Na een wandeling van 60 minuten in de natuur neemt de activiteit in hersengebieden die betrokken zijn bij stressverwerking af.
Dit is de bevinding van een recente studie van de Lise Meitner Group for Environmental Neuroscience van het Max Planck Institute for Human Development, gepubliceerd in Molecular Psychiatry. Wonen in een stad is een bekende risicofactor voor het ontwikkelen van een psychische stoornis. De natuur is grotendeels gunstig voor de geestelijke gezondheid en de hersenen. Het is aangetoond dat een centraal hersengebied dat betrokken is bij stressverwerking, de amygdala, minder wordt geactiveerd tijdens stress bij mensen die op het platteland wonen, in vergelijking met mensen die in steden wonen, wat duidt op de potentiële voordelen van de natuur. “Maar tot nu toe kon het kip-en-ei probleem niet worden ontward, namelijk of de natuur de effecten in de hersenen veroorzaakte of dat bepaalde individuën ervoor kozen om in landelijke of stedelijke regio’s te wonen”, zegt Sonja Sudimac, predoctoraal fellow in de Lise Meitner Group for Environmental Neuroscience en hoofdauteur van de studie.
Om oorzakelijk bewijs te krijgen, onderzochten de wetenschappers van de Lise Meitner Group for Environmental Neuroscience, met behulp van functionele magnetische resonantie beeldvorming (fMRI), de hersenactiviteit in regio’s die betrokken zijn bij stressverwerking bij 63 gezonde vrijwilligers voor en na een wandeling van een uur in het Grunewald-bos of in een winkelstraat met verkeer in Berlijn . De resultaten van de studie onthulden dat de activiteit in de amygdala afnam na een wandeling in de natuur, wat suggereert dat de natuur gunstige effecten heeft op hersengebieden die verband houden met stress.
“De resultaten ondersteunen de eerder veronderstelde positieve relatie tussen natuur en gezondheid van de hersenen, maar dit is de eerste studie die het causaal verband aantoont.
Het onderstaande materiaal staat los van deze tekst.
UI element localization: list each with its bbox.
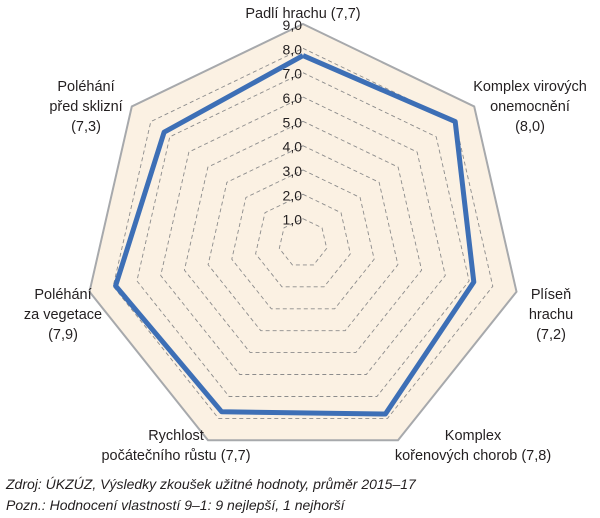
axis-label-line: (7,2) xyxy=(536,327,566,343)
axis-label-line: za vegetace xyxy=(24,307,102,323)
source-note: Zdroj: ÚKZÚZ, Výsledky zkoušek užitné ho… xyxy=(6,476,416,492)
grid-ring xyxy=(136,72,470,397)
tick-label: 2,0 xyxy=(283,187,303,203)
axis-label: Komplex virových onemocnění (8,0) xyxy=(473,79,587,135)
tick-label: 9,0 xyxy=(283,17,303,33)
axis-label: Rychlost počátečního růstu (7,7) xyxy=(101,428,250,464)
rating-note: Pozn.: Hodnocení vlastností 9–1: 9 nejle… xyxy=(6,497,345,513)
grid-ring xyxy=(231,169,375,310)
tick-label: 4,0 xyxy=(283,139,303,155)
grid xyxy=(112,47,494,419)
axis-label-line: počátečního růstu (7,7) xyxy=(101,448,250,464)
series-line xyxy=(113,53,477,417)
axis-label-line: onemocnění xyxy=(490,99,570,115)
axis-label-line: (7,3) xyxy=(71,119,101,135)
axis-label-line: Plíseň xyxy=(531,287,571,303)
radar-chart: 1,0 2,0 3,0 4,0 5,0 6,0 7,0 8,0 9,0 Padlí hrachu… xyxy=(24,6,587,464)
grid-ring xyxy=(112,47,494,419)
axis-label-line: kořenových chorob (7,8) xyxy=(395,448,551,464)
axis-label-line: Komplex virových xyxy=(473,79,587,95)
axis-label: Padlí hrachu (7,7) xyxy=(245,6,360,22)
axis-label-line: Rychlost xyxy=(148,428,204,444)
axis-label: Poléhání za vegetace (7,9) xyxy=(24,287,102,343)
chart-background xyxy=(88,22,518,442)
axis-label-line: Poléhání xyxy=(57,79,114,95)
axis-label: Poléhání před sklizní (7,3) xyxy=(49,79,122,135)
axis-label-line: Poléhání xyxy=(34,287,91,303)
axis-label-line: (7,9) xyxy=(48,327,78,343)
axis-label: Plíseň hrachu (7,2) xyxy=(529,287,573,343)
axis-label-line: (8,0) xyxy=(515,119,545,135)
axis-label-line: Komplex xyxy=(445,428,502,444)
axis-labels: Padlí hrachu (7,7) Komplex virových onemoc… xyxy=(24,6,587,464)
tick-label: 3,0 xyxy=(283,163,303,179)
tick-labels: 1,0 2,0 3,0 4,0 5,0 6,0 7,0 8,0 9,0 xyxy=(283,17,303,228)
grid-ring xyxy=(255,193,351,288)
tick-label: 5,0 xyxy=(283,114,303,130)
tick-label: 8,0 xyxy=(283,41,303,57)
axis-label-line: Padlí hrachu (7,7) xyxy=(245,6,360,22)
axis-label: Komplex kořenových chorob (7,8) xyxy=(395,428,551,464)
axis-label-line: před sklizní xyxy=(49,99,122,115)
grid-ring xyxy=(207,145,399,332)
axis-label-line: hrachu xyxy=(529,307,573,323)
tick-label: 6,0 xyxy=(283,90,303,106)
tick-label: 1,0 xyxy=(283,212,303,228)
grid-ring xyxy=(278,218,328,266)
tick-label: 7,0 xyxy=(283,66,303,82)
grid-ring xyxy=(160,96,446,375)
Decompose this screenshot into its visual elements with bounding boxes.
Interessant is dat de hersenactiviteit na de stadswandeling in deze regio’s stabiel bleef en geen toename liet zien, wat indruist tegen de algemeen aanvaarde opvatting dat blootstelling in de stad extra stress veroorzaakt”, legt Simone Kühn uit, hoofd van de Lise Meitner Group for Environmental Neuroscience.
De auteurs laten zien dat de natuur een positieve invloed heeft op hersengebieden die betrokken zijn bij stressverwerking en dat deze al na een wandeling van een uur kan worden waargenomen. Dit draagt bij aan het begrip van de invloed van onze fysieke leefomgeving op de hersenen en de geestelijke gezondheid. Zelfs een korte blootstelling aan de natuur vermindert de amygdala-activiteit, wat suggereert dat een wandeling in de natuur kan dienen als een preventieve maatregel tegen het ontwikkelen van psychische problemen en het bufferen van de mogelijk nadelige impact van de stad op de hersenen.
De resultaten sluiten aan bij een eerdere studie (2017, Scientific Reports) waaruit bleek dat stedelingen die dicht bij het bos woonden een fysiologisch gezondere amygdala structuur hadden en daardoor vermoedelijk beter bestand waren tegen stress. Deze nieuwe studie bevestigt opnieuw het belang van stedenbouwkundig beleid om meer toegankelijke groene gebieden in steden te creëren om de geestelijke gezondheid en het welzijn van de burgers te verbeteren.
Om de heilzame effecten van de natuur in verschillende populaties en leeftijdsgroepen te onderzoeken, werken de wetenschappers momenteel aan een onderzoek naar de invloed van een wandeling van een uur in natuurlijke versus stedelijke omgevingen, op stress bij moeders en hun baby’s.